Because, as we see in the parable of the wedding feast there is a time of Judgment when those who reject Christ will face a judgment without the covering of Christ’s forgiveness. When the king came in to see the guests, he noticed a man there who was not wearing a wedding robe, and he said to him, ‘Friend, how did you get in here without a wedding robe?’ And he was speechless. Then the king said to the attendants, ‘Bind him hand and foot, and throw him into the outer darkness, where there will be weeping and gnashing of teeth.

 

It’s unthinkable to imagine but there will come a time when all must face God’s judgment – when every knee will bow and every tongue confess Jesus Christ as Lord. As we read in Hebrews 9: people are destined to die once, and after that to face judgment. Christ was sacrificed once to take away the sins of many; and he will appear a second time, not to bear sin, but to bring salvation to those who are waiting for him.

 

So let us be like Moses. Yes there is so much antagonism and rejection of the church but it’s not our place to call down fire and brimstone like James and John wanted to do when the Samaritans rejected them: “Lord, do you want us to call fire down from heaven to destroy them?” But Jesus turned and rebuked them. No, let us be like Moses, praying for them.

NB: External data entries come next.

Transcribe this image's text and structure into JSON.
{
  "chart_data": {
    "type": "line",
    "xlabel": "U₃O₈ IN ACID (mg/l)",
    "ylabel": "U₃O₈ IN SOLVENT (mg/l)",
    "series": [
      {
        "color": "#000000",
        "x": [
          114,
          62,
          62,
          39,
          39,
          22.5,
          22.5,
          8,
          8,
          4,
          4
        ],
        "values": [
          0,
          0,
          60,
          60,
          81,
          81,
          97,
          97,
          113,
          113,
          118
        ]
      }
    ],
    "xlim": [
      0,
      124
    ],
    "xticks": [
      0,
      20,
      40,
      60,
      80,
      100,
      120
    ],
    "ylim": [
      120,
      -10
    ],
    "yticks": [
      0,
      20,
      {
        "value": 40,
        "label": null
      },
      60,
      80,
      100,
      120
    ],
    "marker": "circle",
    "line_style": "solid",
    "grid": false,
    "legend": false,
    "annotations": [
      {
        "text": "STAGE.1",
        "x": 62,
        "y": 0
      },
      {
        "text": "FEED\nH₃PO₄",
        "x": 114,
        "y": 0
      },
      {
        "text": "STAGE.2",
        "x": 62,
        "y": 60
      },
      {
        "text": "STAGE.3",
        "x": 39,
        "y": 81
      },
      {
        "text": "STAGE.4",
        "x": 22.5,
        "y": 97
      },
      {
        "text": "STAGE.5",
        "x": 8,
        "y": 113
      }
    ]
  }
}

Let us listen to Paul who said:  Rejoice in the Lord always; again I will say, Rejoice. Let your gentleness be known to everyone. The Lord is near. Do not worry about anything, but in everything by prayer and supplication with thanksgiving let your requests be made known to God. And the peace of God, which surpasses all understanding, will guard your hearts and your minds in Christ Jesus. We can all get passionate and emotional at times and wonder why people can’t understand that God loves them and offers them eternal life in heaven. Just like I can’t understand why anyone would have rejected an invitation to a Royal Wedding. But that’s the reality of Satan turning the hearts of people against God.

 

But let us not be deterred from our faith that God can work miracles in the hearts of hardened hearts. Let us keep valuing whatever is true, whatever is honorable, whatever is just, whatever is pure, whatever is pleasing, whatever is commendable – and keep praying for the world and the God of peace will be with you.